Est-ce une image réelle ou produite par un algorithme ? Sans cesse, les progrès fulgurants de l’intelligence dite artificielle (IA) brouillent un peu plus la frontière entre la réalité et son imitation. Les premiers mois de 2022 ont permis de franchir une étape inédite : arrivés à maturité, les travaux de recherche permettent de transformer de manière troublante les mots en images (photos, dessins, croquis, imitation collage, etc.) d’un écran d’ordinateur.
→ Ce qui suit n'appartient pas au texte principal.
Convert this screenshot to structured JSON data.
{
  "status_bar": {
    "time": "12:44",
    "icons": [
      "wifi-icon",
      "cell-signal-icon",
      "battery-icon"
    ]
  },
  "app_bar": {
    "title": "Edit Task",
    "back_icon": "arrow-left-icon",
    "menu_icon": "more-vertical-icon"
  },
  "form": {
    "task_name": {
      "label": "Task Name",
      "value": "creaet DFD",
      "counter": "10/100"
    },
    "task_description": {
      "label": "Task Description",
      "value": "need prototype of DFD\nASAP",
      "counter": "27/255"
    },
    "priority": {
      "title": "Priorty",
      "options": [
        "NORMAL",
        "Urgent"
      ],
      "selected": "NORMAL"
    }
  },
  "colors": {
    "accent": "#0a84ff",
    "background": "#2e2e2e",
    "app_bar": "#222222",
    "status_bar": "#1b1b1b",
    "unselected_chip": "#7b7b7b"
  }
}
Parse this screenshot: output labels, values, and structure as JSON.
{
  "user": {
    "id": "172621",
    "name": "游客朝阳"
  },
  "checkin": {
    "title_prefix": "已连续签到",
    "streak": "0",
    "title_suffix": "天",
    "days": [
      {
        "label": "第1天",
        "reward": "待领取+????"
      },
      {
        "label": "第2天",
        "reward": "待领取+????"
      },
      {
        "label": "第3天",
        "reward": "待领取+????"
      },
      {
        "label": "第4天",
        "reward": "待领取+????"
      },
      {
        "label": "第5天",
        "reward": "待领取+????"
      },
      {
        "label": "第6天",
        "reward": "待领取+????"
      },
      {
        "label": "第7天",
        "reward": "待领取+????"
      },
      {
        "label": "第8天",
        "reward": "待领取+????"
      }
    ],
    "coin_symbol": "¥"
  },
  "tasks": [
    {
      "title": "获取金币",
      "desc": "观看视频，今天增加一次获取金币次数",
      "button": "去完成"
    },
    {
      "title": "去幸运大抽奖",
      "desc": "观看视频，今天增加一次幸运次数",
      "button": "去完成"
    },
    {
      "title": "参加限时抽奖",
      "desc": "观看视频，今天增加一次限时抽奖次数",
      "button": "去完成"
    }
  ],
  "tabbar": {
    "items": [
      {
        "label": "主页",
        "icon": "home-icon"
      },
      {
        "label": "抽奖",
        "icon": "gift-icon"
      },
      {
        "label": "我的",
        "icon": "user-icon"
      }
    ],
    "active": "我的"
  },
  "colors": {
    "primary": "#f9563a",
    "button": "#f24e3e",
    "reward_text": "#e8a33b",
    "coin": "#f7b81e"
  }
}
Les plus puissantes de ces technologies ne sont encore qu’en accès restreint. Mais pour nous convaincre, d’autres sont déjà disponibles en ligne. Dall-E 2 (nom associant celui de Salvador Dalí et du robot Wall-E du film éponyme) est le plus connu. Il a été dévoilé en avril par le centre de recherche privé sur l’intelligence artificielle OpenAI, en suivant les développements. Craiyon est une version simplifiée pour le grand public. Imagen, de Google, et StableDiffusion, conçu par un groupe de recherche de l’Université Ludwig-Maximilians de Munich (Allemagne) avec la start-up Stability.AI, sont spécialisés dans les rendus photoréalistes. Ceux de Midjourney, de la startup américaine du même nom, ont une esthétique d’œuvres d’art. En juin, l’hebdomadaire britannique L’économiste l’a même utilisé pour concevoir sa première page : un visage rétrofuturiste sur fond de formes géométriques colorées, qui illustrait un dossier consacré à “Nouvelles frontières de l’intelligence artificielle “.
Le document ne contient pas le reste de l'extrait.